Most of the inspiration for this work is coming from the warmer climates of Mediterranean Europe, and much of the interpretation is being done by ladies such as Kerrie Thompson, Marnie Roberts, Stephanie O’Toole – or a new guard of young guns led by Colin McBryde, Damon and Jono Koerner.

  1. Vermentino. This amazing grape from the Ligurian coast is very versatile. Watervale grower Anthony Koerner sells fruit to Kerrie Thompson which KT makes into her ‘Bianca’, Marnie Roberts for her Matriarch and Rouge ‘Maurie’, Colin McBryde, and his sons ‘Koerner’ who call their’s ‘Rolle’ one of the variety’s many synonyms. Each of these wines are completely different expressions. At the Watervale Hotel we have remain faithful to KT’s Bianca as a wine that can delight even the most dogmatic lover of Sauvignon Blanc.
  2. Fiano. Again not widely grown in the Clare Valley, but one broadly interpreted in the region. This Italian grape originating from Campania or Sicily can be fresh light and easy drinking like the Shut the Gate, more textural like Pikes or even lightly oaked in Chardonnay style as produced by Mocundunda. We stock the Mocundunda for a local alternative for Chardonnay drinkers.
  3. Sangiovese. This red variety of Tuscany enjoys the Clare Valley climate. We have the Koerner Sangiovese on our list. It is a gorgeous mid-weight Australian interpretation of Brunello. Pikes Sangiovese has a little more weight and generosity of fruit, but perhaps not the elegance.
  4. Nero D’Avola. This variety tolerates heat and drought better than most, but retains fresh fruit even if treated badly by nature. Stephanie O’Toole’s Mount Horrock’s Nero is a beautiful drink and on our list.
  5. Montepulciano. Another late ripening variety that doesn’t mind the heat. Mr Hyde’s 2016 ‘The Full Monty’ won the Trophy for best red wine in the Clare Valley wine show. This is a serious wine from Kilikanoon’s experimental label. Marnie Roberts makes another, as does Kirrihill.
  6. Tempranillo. The primary variety of Rioja is also well suited to Clare. Reilly’s is an easy drinking style. I like the Matriarch and Rouge interpretation. Good structure through acid and tannin. 
  7. Barbera. Hill River make a light easy drinking Barbera. A lovely dry red alternative, nice chilled.
  8. Assyrtiko. Jim Barry wines have pioneered the planting of this Greek variety in Clare. It is a savoury, structured white that if grown on Santorini can have a salty finish. The local alternative goes equally well with fish.
  9. Malbec. Whilst this is a Bordeaux variety the inspiration for a Malbec revival has come as much from Argentina. There are some amazing stand alone Malbec’s from the Clare Valley – Matriach and Rouge’s is on our list. Skillogalee and Eldridge do the variety justice.

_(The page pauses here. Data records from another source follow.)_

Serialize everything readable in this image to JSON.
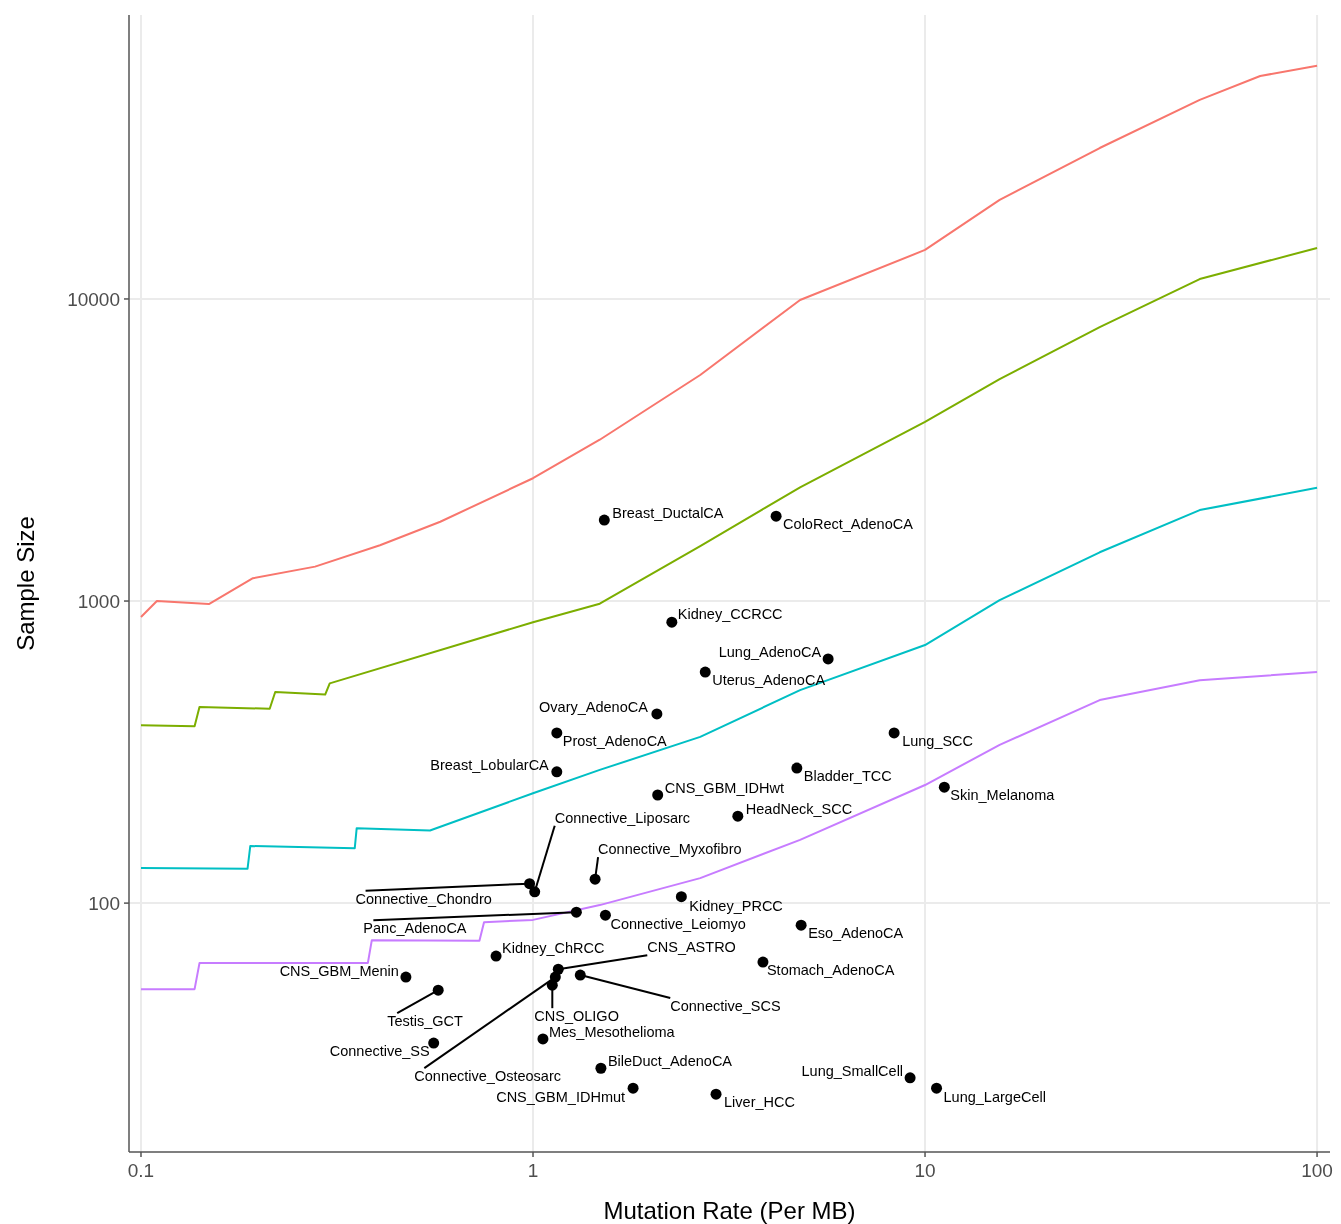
{
  "chart_data": {
    "type": "scatter",
    "xlabel": "Mutation Rate (Per MB)",
    "ylabel": "Sample Size",
    "log": "xy",
    "grid": true,
    "xlim": [
      0.0932,
      107.9
    ],
    "ylim": [
      15.0,
      87100
    ],
    "xticks": [
      0.1,
      1,
      10,
      100
    ],
    "yticks": [
      100,
      1000,
      10000
    ],
    "series": [
      {
        "type": "line",
        "color": "#f8766d",
        "x": [
          0.1,
          0.1098,
          0.149,
          0.193,
          0.278,
          0.407,
          0.58,
          1,
          1.48,
          2.67,
          4.8,
          10,
          15.5,
          27.9,
          50.2,
          71.6,
          100
        ],
        "values": [
          885,
          1000,
          977,
          1190,
          1300,
          1530,
          1830,
          2550,
          3420,
          5600,
          9920,
          14530,
          21280,
          31600,
          45600,
          54700,
          59200
        ]
      },
      {
        "type": "line",
        "color": "#7cae00",
        "x": [
          0.1,
          0.137,
          0.141,
          0.213,
          0.22,
          0.295,
          0.303,
          1,
          1.48,
          2.67,
          4.8,
          10,
          15.5,
          27.9,
          50.2,
          100
        ],
        "values": [
          388,
          385,
          446,
          440,
          500,
          490,
          534,
          851,
          980,
          1520,
          2380,
          3920,
          5430,
          8070,
          11640,
          14750
        ]
      },
      {
        "type": "line",
        "color": "#00bfc4",
        "x": [
          0.1,
          0.187,
          0.19,
          0.351,
          0.355,
          0.546,
          1,
          1.48,
          2.67,
          4.8,
          10,
          15.5,
          27.9,
          50.2,
          100
        ],
        "values": [
          130.6,
          130,
          154.5,
          152,
          177,
          174,
          231,
          276,
          355,
          507,
          715,
          1007,
          1450,
          2000,
          2370
        ]
      },
      {
        "type": "line",
        "color": "#c77cff",
        "x": [
          0.1,
          0.137,
          0.141,
          0.379,
          0.388,
          0.73,
          0.75,
          1,
          1.48,
          2.67,
          4.8,
          10,
          15.5,
          27.9,
          50.2,
          100
        ],
        "values": [
          51.9,
          51.9,
          63.3,
          63.3,
          75.4,
          75,
          86.5,
          88,
          98.5,
          121,
          162,
          246,
          334,
          470,
          547,
          582
        ]
      },
      {
        "marker": "circle",
        "color": "#000000",
        "x": [
          1.52,
          4.17,
          2.26,
          5.66,
          2.75,
          2.07,
          1.15,
          8.34,
          1.15,
          4.71,
          11.2,
          2.08,
          3.33,
          1.01,
          0.98,
          1.44,
          2.39,
          1.29,
          1.53,
          4.83,
          0.805,
          3.86,
          1.16,
          1.32,
          0.474,
          1.12,
          0.573,
          1.14,
          0.558,
          1.06,
          1.49,
          9.16,
          10.7,
          1.8,
          2.93
        ],
        "values": [
          1853,
          1910,
          851,
          643,
          582,
          423,
          366,
          366,
          272,
          280,
          242,
          228,
          194,
          109,
          116,
          120,
          105,
          93.3,
          91.2,
          84.5,
          66.8,
          63.8,
          60.4,
          57.8,
          56.9,
          53.5,
          51.5,
          56.9,
          34.4,
          35.5,
          28.4,
          26.4,
          24.4,
          24.4,
          23.3
        ]
      }
    ],
    "annotations": [
      {
        "text": "Breast_DuctalCA",
        "x": 1.52,
        "y": 1853
      },
      {
        "text": "ColoRect_AdenoCA",
        "x": 4.17,
        "y": 1910
      },
      {
        "text": "Kidney_CCRCC",
        "x": 2.26,
        "y": 851
      },
      {
        "text": "Lung_AdenoCA",
        "x": 5.66,
        "y": 643
      },
      {
        "text": "Uterus_AdenoCA",
        "x": 2.75,
        "y": 582
      },
      {
        "text": "Ovary_AdenoCA",
        "x": 2.07,
        "y": 423
      },
      {
        "text": "Prost_AdenoCA",
        "x": 1.15,
        "y": 366
      },
      {
        "text": "Lung_SCC",
        "x": 8.34,
        "y": 366
      },
      {
        "text": "Breast_LobularCA",
        "x": 1.15,
        "y": 272
      },
      {
        "text": "Bladder_TCC",
        "x": 4.71,
        "y": 280
      },
      {
        "text": "Skin_Melanoma",
        "x": 11.2,
        "y": 242
      },
      {
        "text": "CNS_GBM_IDHwt",
        "x": 2.08,
        "y": 228
      },
      {
        "text": "HeadNeck_SCC",
        "x": 3.33,
        "y": 194
      },
      {
        "text": "Connective_Liposarc",
        "x": 1.01,
        "y": 109
      },
      {
        "text": "Connective_Chondro",
        "x": 0.98,
        "y": 116
      },
      {
        "text": "Connective_Myxofibro",
        "x": 1.44,
        "y": 120
      },
      {
        "text": "Kidney_PRCC",
        "x": 2.39,
        "y": 105
      },
      {
        "text": "Panc_AdenoCA",
        "x": 1.29,
        "y": 93.3
      },
      {
        "text": "Connective_Leiomyo",
        "x": 1.53,
        "y": 91.2
      },
      {
        "text": "Eso_AdenoCA",
        "x": 4.83,
        "y": 84.5
      },
      {
        "text": "Kidney_ChRCC",
        "x": 0.805,
        "y": 66.8
      },
      {
        "text": "Stomach_AdenoCA",
        "x": 3.86,
        "y": 63.8
      },
      {
        "text": "CNS_ASTRO",
        "x": 1.16,
        "y": 60.4
      },
      {
        "text": "Connective_SCS",
        "x": 1.32,
        "y": 57.8
      },
      {
        "text": "CNS_GBM_Menin",
        "x": 0.474,
        "y": 56.9
      },
      {
        "text": "CNS_OLIGO",
        "x": 1.12,
        "y": 53.5
      },
      {
        "text": "Testis_GCT",
        "x": 0.573,
        "y": 51.5
      },
      {
        "text": "Connective_Osteosarc",
        "x": 1.14,
        "y": 56.9
      },
      {
        "text": "Connective_SS",
        "x": 0.558,
        "y": 34.4
      },
      {
        "text": "Mes_Mesothelioma",
        "x": 1.06,
        "y": 35.5
      },
      {
        "text": "BileDuct_AdenoCA",
        "x": 1.49,
        "y": 28.4
      },
      {
        "text": "Lung_SmallCell",
        "x": 9.16,
        "y": 26.4
      },
      {
        "text": "Lung_LargeCell",
        "x": 10.7,
        "y": 24.4
      },
      {
        "text": "CNS_GBM_IDHmut",
        "x": 1.8,
        "y": 24.4
      },
      {
        "text": "Liver_HCC",
        "x": 2.93,
        "y": 23.3
      }
    ]
  }
}
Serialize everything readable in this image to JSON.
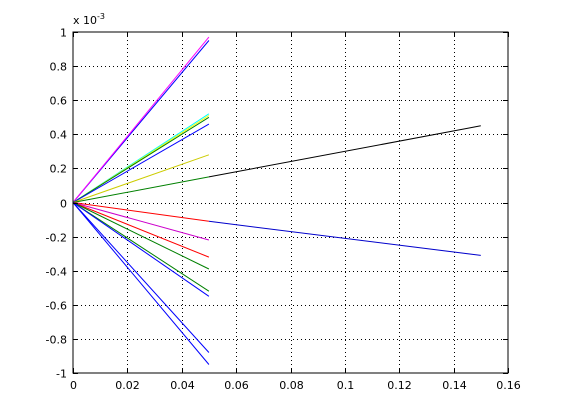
{
  "chart_data": {
    "type": "line",
    "title": "",
    "xlabel": "",
    "ylabel": "",
    "xlim": [
      0,
      0.16
    ],
    "ylim": [
      -0.001,
      0.001
    ],
    "x_ticks": [
      0,
      0.02,
      0.04,
      0.06,
      0.08,
      0.1,
      0.12,
      0.14,
      0.16
    ],
    "x_tick_labels": [
      "0",
      "0.02",
      "0.04",
      "0.06",
      "0.08",
      "0.1",
      "0.12",
      "0.14",
      "0.16"
    ],
    "y_ticks": [
      -0.001,
      -0.0008,
      -0.0006,
      -0.0004,
      -0.0002,
      0,
      0.0002,
      0.0004,
      0.0006,
      0.0008,
      0.001
    ],
    "y_tick_labels": [
      "-1",
      "-0.8",
      "-0.6",
      "-0.4",
      "-0.2",
      "0",
      "0.2",
      "0.4",
      "0.6",
      "0.8",
      "1"
    ],
    "y_exponent_label": "x 10",
    "y_exponent_power": "-3",
    "grid": true,
    "legend": false,
    "series": [
      {
        "color": "#0000ff",
        "points": [
          [
            0,
            0
          ],
          [
            0.05,
            0.00095
          ]
        ]
      },
      {
        "color": "#ff00ff",
        "points": [
          [
            0,
            0
          ],
          [
            0.05,
            0.00097
          ]
        ]
      },
      {
        "color": "#00ffff",
        "points": [
          [
            0,
            0
          ],
          [
            0.05,
            0.00052
          ]
        ]
      },
      {
        "color": "#ffff00",
        "points": [
          [
            0,
            0
          ],
          [
            0.05,
            0.00051
          ]
        ]
      },
      {
        "color": "#008000",
        "points": [
          [
            0,
            0
          ],
          [
            0.05,
            0.0005
          ]
        ]
      },
      {
        "color": "#0000ff",
        "points": [
          [
            0,
            0
          ],
          [
            0.05,
            0.00046
          ]
        ]
      },
      {
        "color": "#cccc00",
        "points": [
          [
            0,
            0
          ],
          [
            0.05,
            0.00028
          ]
        ]
      },
      {
        "color": "#008000",
        "points": [
          [
            0,
            0
          ],
          [
            0.05,
            0.00015
          ]
        ]
      },
      {
        "color": "#000000",
        "points": [
          [
            0.05,
            0.00015
          ],
          [
            0.15,
            0.00045
          ]
        ]
      },
      {
        "color": "#ff0000",
        "points": [
          [
            0,
            0
          ],
          [
            0.05,
            -0.00011
          ]
        ]
      },
      {
        "color": "#0000cc",
        "points": [
          [
            0.05,
            -0.00011
          ],
          [
            0.15,
            -0.00031
          ]
        ]
      },
      {
        "color": "#cc00cc",
        "points": [
          [
            0,
            0
          ],
          [
            0.05,
            -0.00022
          ]
        ]
      },
      {
        "color": "#ff0000",
        "points": [
          [
            0,
            0
          ],
          [
            0.05,
            -0.00032
          ]
        ]
      },
      {
        "color": "#008000",
        "points": [
          [
            0,
            0
          ],
          [
            0.05,
            -0.00039
          ]
        ]
      },
      {
        "color": "#008000",
        "points": [
          [
            0,
            0
          ],
          [
            0.05,
            -0.00052
          ]
        ]
      },
      {
        "color": "#0000ff",
        "points": [
          [
            0,
            0
          ],
          [
            0.05,
            -0.00055
          ]
        ]
      },
      {
        "color": "#0000ff",
        "points": [
          [
            0,
            0
          ],
          [
            0.05,
            -0.00088
          ]
        ]
      },
      {
        "color": "#0000ff",
        "points": [
          [
            0,
            0
          ],
          [
            0.05,
            -0.00095
          ]
        ]
      }
    ]
  }
}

Others look at the Wendoree experience and have used Malbec to give Shiraz or Cabernet a fresh juiciness.
  10. If I started my classic five with Riesling I thought it apt to finish the alternative ten with Gewurztraminer. This aromatic white from the Alsace in the hands of Skillogalee’s Dave Palmer is a dry but fruitful wine. Lychees and spice abound.